The Oregon Liquor Control Commission announced last week that multi-state testing entity EVIO Labs had surrendered two of its lab permits in Oregon.
According to the OLCC, samples sent to labs are divided in half, with one half of the product tested and one retained in the event of the need to retest. Usually, there is no need to re-test, says the OLCC, so after about 40 days the retention samples are to be properly disposed of. That’s where EVIO got into hot water.
“The licensee disposed of the retention samples by giving them to employees to take home for personal use, in violation of OLCC rules,” read the state’s synopsis of what happened.
The charges from the state broke down into various violations dating from January to December of 2017. The first violation was around the transporting or disposing of marijuana after testing, extracts left over in samples, and the way those products left the premise.
The next problem that arose for EVIO was the way things were tracked. The state says the laboratory intentionally failed to enter data into the METRC Cannabis Tracking System — which is supposed to fully and transparently account for all inventory on the premises — when they failed to disclose it was transferring retention samples to its employees to take home.
The state also says due to the samples leaving, inventory wasn’t properly reconciled on a daily basis at the close of business. They had been designating the samples as destroyed in the METRC system, which was obviously not the case.

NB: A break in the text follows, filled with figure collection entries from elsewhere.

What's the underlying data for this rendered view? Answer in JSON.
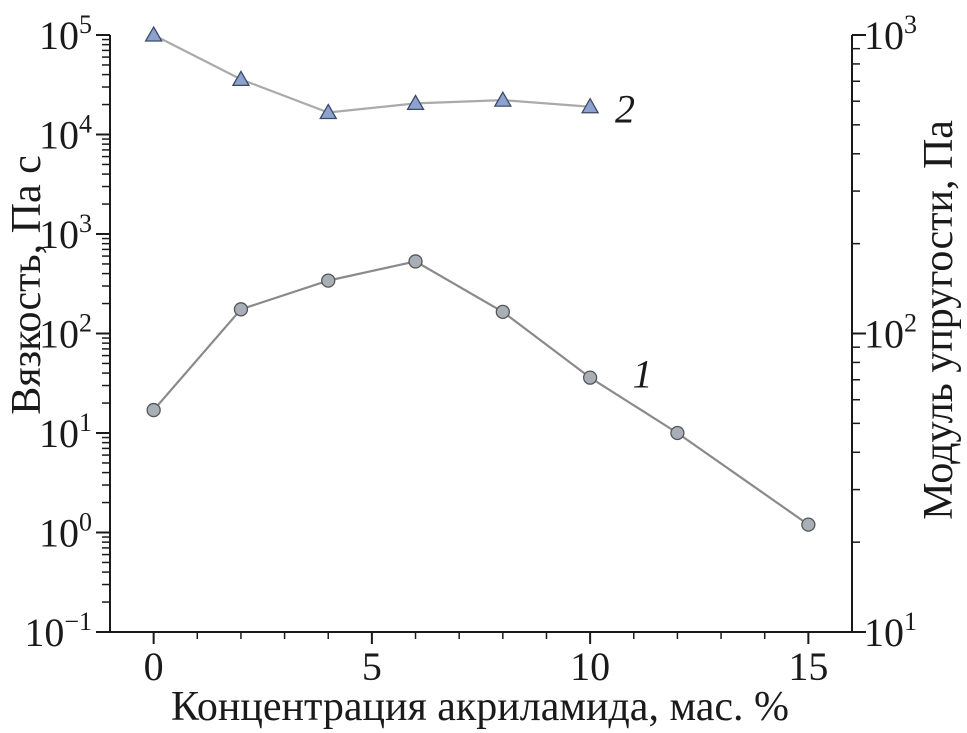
{
  "chart_data": {
    "type": "scatter",
    "xlabel": "Концентрация акриламида, мас. %",
    "ylabel": "Вязкость, Па с",
    "y2label": "Модуль упругости, Па",
    "x_ticks": [
      "0",
      "5",
      "10",
      "15"
    ],
    "xlim": [
      -1,
      16
    ],
    "ylim": [
      0.1,
      100000
    ],
    "y_scale": "log",
    "y_ticks": [
      {
        "base": "10",
        "exp": "−1"
      },
      {
        "base": "10",
        "exp": "0"
      },
      {
        "base": "10",
        "exp": "1"
      },
      {
        "base": "10",
        "exp": "2"
      },
      {
        "base": "10",
        "exp": "3"
      },
      {
        "base": "10",
        "exp": "4"
      },
      {
        "base": "10",
        "exp": "5"
      }
    ],
    "y2lim": [
      10,
      1000
    ],
    "y2_scale": "log",
    "y2_ticks": [
      {
        "base": "10",
        "exp": "1"
      },
      {
        "base": "10",
        "exp": "2"
      },
      {
        "base": "10",
        "exp": "3"
      }
    ],
    "grid": false,
    "series": [
      {
        "name": "1",
        "axis": "left",
        "marker": "circle",
        "color": "#a9afb6",
        "line_color": "#8a8a8a",
        "x": [
          0,
          2,
          4,
          6,
          8,
          10,
          12,
          15
        ],
        "y": [
          17,
          175,
          340,
          530,
          165,
          36,
          10,
          1.2
        ]
      },
      {
        "name": "2",
        "axis": "right",
        "marker": "triangle",
        "color": "#8ea2cf",
        "line_color": "#aaaaaa",
        "x": [
          0,
          2,
          4,
          6,
          8,
          10
        ],
        "y": [
          1000,
          710,
          550,
          590,
          605,
          575
        ]
      }
    ]
  }
}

In the terms of the agreement to surrender, the state noted the standard sanction for these kinds of violations was license cancellation, but they had already been surrendered pending full approval of the OLCC at its January meeting.
Chief Operating Officer Lori Glauser explained to Cannabis Now what happened in Oregon in a phone interview following the OLCC announcement of the surrender. Glauser was accused by the OLCC, along with EVIO’s Chief Scientific Officer Anthony Smith, of pressuring and encouraging employees to conceal the practice of taking home the samples.
“In 2017, we had some employees that were taking waste product from the lab and taking it home for personal use,” Glauser said. ”So that’s what happened. OLCC didn’t like that obviously. They proceeded to submit some violations.”
While all this was happening in EVIO’s laboratories in the Oregon cities of Eugene and Bend, Glauser says EVIO was already re-evaluating the numbers available to them in the Oregon marketplace in recent years.
“We had decided to close those labs for a number of reasons, primarily economic,” she said. “We had consolidated into Medford and Portland. When the violations came down, we had an option to go to [a] hearing and state our case, but what we decided what to do was say we’re just going to surrender these licenses and move on.”
Glauser thought the state’s take was a bit harsh and one-sided, “but that said, we do admit to this happening and regret it.”
EVIO has since established various new protocols so they don’t have a repeat performance of what happened in Eugene and Bend.
“As soon as we realized what was going, and realized what we had to do, we went into updating procedures, updating training,” she said. “Staff was changed. Our management structure was changed. We implemented new systems, so we took every measure to make sure this doesn’t happen again.”
Glauser says when they were the first contacted by the OLCC, they mentioned they may be moving on from the labs in those cities. The OLCC’s decision ended up being a factor, but not the primary one.
“We were moving out anyway, and we chose to take that path in lieu of a hearing and negotiating fines,” said Glauser.